Illinois Howl: The Coyotes Among Us

Feb 5, 2020

Recent encounters between coyotes and humans have put the canines in the public eye. We have details on why these animals seem to be popping up in more populated areas. 

Earlier this month, one animal was captured in Chicago and sent to a wildlife rehabilitation center, while another remained on the loose. Despite the extensive news coverage, one question still remains. What brought them downtown?

Peggy Doty is an educator with the University of Illinois Extension.
Credit Chase Cavanaugh

Peggy Doty is an educator for the University of Illinois Extension. She said coyotes are attracted to cities because they eat quick-breeding prey, like rodents and rabbits.

“They did a study in Chicago. They had, I believe it was hit by a car. In that one coyote’s stomach alone, there were 11 rodents, four of which were full-size city rats, and that was one animal,” she said. 

In rural areas, coyotes spread out more because food is less readily available. Sandy Woltman is the director of operations at Oaken Acres Wildlife Center in DeKalb County. She said coyotes adapt easily to new surroundings.

“They’ve been known to prey on small deer, such as a small fawn. It would take several coyotes to take down a little bit bigger deer. They’ll also prey on Canada geese and even on the goslings.” 

Doty said a common misconception about coyotes is that they live in packs. She says they’re more like families.

“I always call coyotes like 'The Waltons' because you’ll have a mother and a father, you’ll have the pups, and they’ll often keep a female from a year past as a babysitter because it takes a lot of animals to feed pups if all you’re eating are mostly mice and rabbit," she said.  

Mothers will eventually push the males out to live on their own and eventually find a mate. 

Coyotes normally steer clear of humans, which is why Doty said it’s important to not let them get comfortable.

If you see them, don’t be like ‘Oh, look at you.’ You want to yell at them, scream. We need them to know to always keep their distance for our safety, but more importantly, theirs," she said. 

Sandy Woltman directs operations at Oaken Acres Wildlife Center.

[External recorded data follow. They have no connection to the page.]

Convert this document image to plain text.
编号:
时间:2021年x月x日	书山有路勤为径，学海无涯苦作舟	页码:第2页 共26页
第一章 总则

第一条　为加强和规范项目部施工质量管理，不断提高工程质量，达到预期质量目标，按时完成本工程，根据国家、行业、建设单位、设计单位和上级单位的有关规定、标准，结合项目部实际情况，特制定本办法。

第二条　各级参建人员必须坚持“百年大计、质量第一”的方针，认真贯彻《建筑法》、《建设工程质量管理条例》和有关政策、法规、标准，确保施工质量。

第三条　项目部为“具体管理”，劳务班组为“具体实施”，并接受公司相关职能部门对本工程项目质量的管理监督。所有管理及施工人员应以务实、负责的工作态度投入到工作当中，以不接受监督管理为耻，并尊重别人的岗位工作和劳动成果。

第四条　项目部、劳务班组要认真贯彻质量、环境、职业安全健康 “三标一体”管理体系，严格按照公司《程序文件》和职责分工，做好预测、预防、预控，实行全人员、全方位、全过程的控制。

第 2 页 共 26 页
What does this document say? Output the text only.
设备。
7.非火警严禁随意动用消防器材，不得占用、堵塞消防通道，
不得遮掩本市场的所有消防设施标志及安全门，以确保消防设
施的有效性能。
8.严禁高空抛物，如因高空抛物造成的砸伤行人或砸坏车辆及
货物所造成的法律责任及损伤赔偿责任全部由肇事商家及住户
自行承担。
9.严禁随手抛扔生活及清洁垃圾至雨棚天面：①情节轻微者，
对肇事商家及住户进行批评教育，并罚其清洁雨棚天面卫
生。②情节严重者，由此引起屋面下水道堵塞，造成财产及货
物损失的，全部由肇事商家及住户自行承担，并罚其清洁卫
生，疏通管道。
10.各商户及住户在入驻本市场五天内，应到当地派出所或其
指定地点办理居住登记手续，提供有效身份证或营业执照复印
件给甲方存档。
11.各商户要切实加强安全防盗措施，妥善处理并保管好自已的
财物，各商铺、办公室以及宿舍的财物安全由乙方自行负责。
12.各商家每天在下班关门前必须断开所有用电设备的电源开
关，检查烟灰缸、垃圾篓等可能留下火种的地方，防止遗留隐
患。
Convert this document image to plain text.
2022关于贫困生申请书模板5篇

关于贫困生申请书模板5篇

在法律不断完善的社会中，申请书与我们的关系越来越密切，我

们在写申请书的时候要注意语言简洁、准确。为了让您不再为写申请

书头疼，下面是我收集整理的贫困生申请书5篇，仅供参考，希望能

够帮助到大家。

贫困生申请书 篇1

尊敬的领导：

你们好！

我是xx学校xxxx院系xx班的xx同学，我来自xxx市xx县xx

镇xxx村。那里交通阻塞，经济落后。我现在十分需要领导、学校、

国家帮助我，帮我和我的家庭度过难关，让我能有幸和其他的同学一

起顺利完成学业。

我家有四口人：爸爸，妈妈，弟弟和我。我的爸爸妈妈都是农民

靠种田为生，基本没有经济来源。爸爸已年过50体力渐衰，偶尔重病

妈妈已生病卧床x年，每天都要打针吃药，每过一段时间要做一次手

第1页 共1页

Coyotes are among the injured animals that the Center takes in for rehabilitation and release.
Credit Chase Cavanaugh

Woltman said this goes double when it comes to leaving out food sources such as garbage, compost, and bird feeders.

“You’re not only feeding the birds, but you’re feeding the animals that are coming even at night to feed on the seeds, such as mice and rats and rabbits," she said. "It’s an easy food source now for your coyotes to come and feed on those animals, bringing them closer towards people, which is getting them in a little more trouble.” 

If a coyote becomes accustomed to being around humans, or fed by them, that is when communities may need to put one down. The state’s coyote season is essentially year-round and trapping runs from mid-November through mid-February. But Doty said if a coyote isn’t causing any trouble, a preemptive kill may create a “predator sink.” 

"…where nobody owns the property, but everybody that comes in, maybe you could get a baby goat snagger. You could get a duck taker or a chicken taker. The other one protected your space and only wanted your rodents.” 

Pets could also be at risk. Cats and other small animals could be seen as prey of opportunity. As for dogs, barking can cause problems, especially if the pets aren’t on a leash. DuPage County Forest Preserve Ecologist Dan Thompson explained.

Dan Thompson is a wildlife ecologist with the Forest Preserve District of DuPage County
Credit Forest Preserve District of DuPage County

“The smaller breed dogs, particularly the ones that have that Napoleon Complex and are always challenging other larger dogs, essentially if you could interpret what that other dog’s saying, they are really challenging and being very vocal, trying to pick a fight.”

Larger dogs are at much less risk due to their size. Doty said her Alaska Malamute mix provoked an entirely different coyote reaction.

“They’re out there yipping and howling and he lets out that deep guttural howl... and they go silent. So we usually run out in the backyard and shine the flashlight in the black field. There’s little green eyes blinking like, 'What was that?’”

In the end, coyotes can be dangerous if they get too accustomed to humans, and can act strangely if they’re sick or injured (like the one caught in Chicago). That is usually what prompts lethal action. But outside of those circumstances, Doty says coyotes are ultimately just another part of nature.

“They aren’t sitting out there thinking about us. They honestly don’t know we care. They’re just trying to keep their species alive."